Most manufacturers of these “little chuggers” stopped making them by 1940. They were simple but cleverly designed machines, able to run for a full day on 1-1.5 gallons of gasoline or kerosene. The cost, other than wear and tear, was only about a nickel (gasoline cost about 3 cents a gallon, and kerosene was 2 cents).
They were more limited than gas-powered tractors that came along later. Most gas engines stayed in one spot, such as the barn or shed, or had to be pulled by horse if needed in the field to take over for the windmill or to cut branches. Some were equipped with wheels, but many had none and would be loaded on a trailer or bolted to a skid to become mobile.
These engines also were limited by horsepower. The larger models might reach 10 hp, but most farmers had models with 1.5, 3 or 6 hp. But that was enough to free the farmer, his hired help or his family from much manual labor that had been the norm:
•A washing machine with a belt on the side could be hooked to a gas engine sitting nearby to churn the clothes or bedding while the woman of the house attended to other chores
•Smaller hay balers and wheat threshers could be powered by a mid-size flywheel engine, until the arrival of tractors provided much more horsepower and threshing equipment could get bigger and handle more wheat at a time
•Gas engines supplied the constant turning needed to thresh grains or animal feed in a granary; in that same vein, a grindstone in a shed could be spun rapidly by a gas engine to help someone sharpen blades on knives, scythes and other garden tools, and for saws and plows
•They also powered corn shellers, small buzz saws or hack saws
“And whenever your windmill wasn’t turning (to pump water), you had to take this to it in the pasture, belt it up and pump water that way,” said Mike Camerer of Greenville, Ill., who brought five of his 20-25 restored engines to the show at Argyle Lake.
Camerer had a 1.5-hp International gas engine fired up Aug. 31 at the show, with a belt running between the engine and a nearby hack saw. He was cutting an aluminum rod of about 2 inches diameter into 1/8-inch-thick wafers, to which he then added a youngster’s name, drilled a hole to thread a colorful string through it and turned it into a lanyard. Young visitors to the show dropped by frequently checking to see how soon the next “coin” was going to be created.
He was one of three collectors who brought several gas engines to the show near Colchester. Much more plentiful were the tractors on display at the event. Minneapolis-Moline models were featured this year, and the “poster child” was the unusual-looking Model R from 1939, its first year of production.
Unlike most tractors of that era, the R offered an optional enclosed steel cab over the seat, controls and steering wheel – or at least it appeared to be enclosed when seen from the front or sides. The cab was actually open on the back, and the seat and steering wheel were on the left (as in an automobile) instead of centered directly behind the engine like most tractors.

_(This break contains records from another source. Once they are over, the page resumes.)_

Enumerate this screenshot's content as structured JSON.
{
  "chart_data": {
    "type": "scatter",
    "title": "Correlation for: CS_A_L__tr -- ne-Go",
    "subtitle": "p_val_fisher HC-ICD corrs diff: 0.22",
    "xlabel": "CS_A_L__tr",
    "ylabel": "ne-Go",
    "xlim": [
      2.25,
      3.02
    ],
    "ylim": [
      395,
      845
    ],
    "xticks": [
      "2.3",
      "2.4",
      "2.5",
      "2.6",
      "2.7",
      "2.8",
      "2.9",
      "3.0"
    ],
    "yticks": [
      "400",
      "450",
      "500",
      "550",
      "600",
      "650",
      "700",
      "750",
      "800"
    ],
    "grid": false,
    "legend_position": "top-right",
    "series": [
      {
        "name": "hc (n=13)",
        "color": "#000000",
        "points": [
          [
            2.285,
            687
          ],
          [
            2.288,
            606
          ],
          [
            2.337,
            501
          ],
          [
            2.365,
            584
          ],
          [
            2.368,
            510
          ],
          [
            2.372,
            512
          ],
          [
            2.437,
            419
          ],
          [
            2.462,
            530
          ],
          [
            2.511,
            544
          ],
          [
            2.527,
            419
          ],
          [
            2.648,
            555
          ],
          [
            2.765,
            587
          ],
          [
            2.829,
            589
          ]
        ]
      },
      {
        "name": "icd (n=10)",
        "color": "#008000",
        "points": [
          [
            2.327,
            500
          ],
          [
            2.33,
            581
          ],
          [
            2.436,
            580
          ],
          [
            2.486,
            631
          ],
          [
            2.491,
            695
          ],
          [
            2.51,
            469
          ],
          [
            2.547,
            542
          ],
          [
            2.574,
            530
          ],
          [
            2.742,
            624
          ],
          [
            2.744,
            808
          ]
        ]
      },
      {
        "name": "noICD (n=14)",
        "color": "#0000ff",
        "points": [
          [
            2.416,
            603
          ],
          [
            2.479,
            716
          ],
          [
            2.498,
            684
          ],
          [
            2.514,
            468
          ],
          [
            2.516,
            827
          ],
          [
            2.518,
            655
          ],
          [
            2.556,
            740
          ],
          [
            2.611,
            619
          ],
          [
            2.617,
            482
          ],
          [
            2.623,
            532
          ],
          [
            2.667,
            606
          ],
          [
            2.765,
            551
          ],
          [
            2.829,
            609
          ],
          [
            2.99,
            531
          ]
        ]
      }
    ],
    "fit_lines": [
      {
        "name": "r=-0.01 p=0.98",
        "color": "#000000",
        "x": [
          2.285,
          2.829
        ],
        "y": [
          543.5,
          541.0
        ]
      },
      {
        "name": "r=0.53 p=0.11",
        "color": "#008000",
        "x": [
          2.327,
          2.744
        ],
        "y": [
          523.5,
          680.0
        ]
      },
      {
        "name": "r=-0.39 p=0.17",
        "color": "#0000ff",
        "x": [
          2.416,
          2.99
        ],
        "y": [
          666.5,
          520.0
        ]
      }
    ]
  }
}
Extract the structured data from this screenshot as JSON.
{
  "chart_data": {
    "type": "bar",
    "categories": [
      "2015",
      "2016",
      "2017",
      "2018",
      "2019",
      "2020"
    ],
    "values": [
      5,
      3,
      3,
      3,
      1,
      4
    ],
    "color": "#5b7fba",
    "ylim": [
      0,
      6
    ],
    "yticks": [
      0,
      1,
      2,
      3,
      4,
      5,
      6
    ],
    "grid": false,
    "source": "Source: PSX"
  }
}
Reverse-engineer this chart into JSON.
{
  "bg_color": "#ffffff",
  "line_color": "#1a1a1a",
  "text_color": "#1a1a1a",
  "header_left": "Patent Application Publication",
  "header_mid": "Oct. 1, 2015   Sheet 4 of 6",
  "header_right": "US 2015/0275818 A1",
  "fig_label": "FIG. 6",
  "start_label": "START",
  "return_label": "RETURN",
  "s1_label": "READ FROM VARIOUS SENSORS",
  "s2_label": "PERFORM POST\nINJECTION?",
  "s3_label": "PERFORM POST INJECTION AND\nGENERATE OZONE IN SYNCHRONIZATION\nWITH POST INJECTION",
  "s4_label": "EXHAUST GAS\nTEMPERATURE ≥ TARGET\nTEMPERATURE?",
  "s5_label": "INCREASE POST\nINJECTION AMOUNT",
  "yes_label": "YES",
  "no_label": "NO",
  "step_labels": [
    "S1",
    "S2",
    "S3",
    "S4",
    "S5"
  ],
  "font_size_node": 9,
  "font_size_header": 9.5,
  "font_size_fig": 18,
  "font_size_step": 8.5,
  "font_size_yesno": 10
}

The 1939 Model R highlighting the show is owned by Deb and Jim Hurt of Augusta, Ill. Deb said riding in it is one of her early memories.
“He (my father) bought it the year I was born, and he used to put me in beside him in a basket, and he’d cultivate the fields,” she said. The tractor was put out to pasture in 1975, and her husband and some friends restored it beginning in 2009.
As the featured tractor in the show, it led off the parade of tractors each day of the event, with all the other Minneapolis-Molines following close behind before tractors of other makes made their way through the parade route.
For those not interested in the farm heritage aspects of a show like this, a large number of vendors set up tables in a nearby field, creating a flea market large enough to keep youngsters and other visitors busy for hours.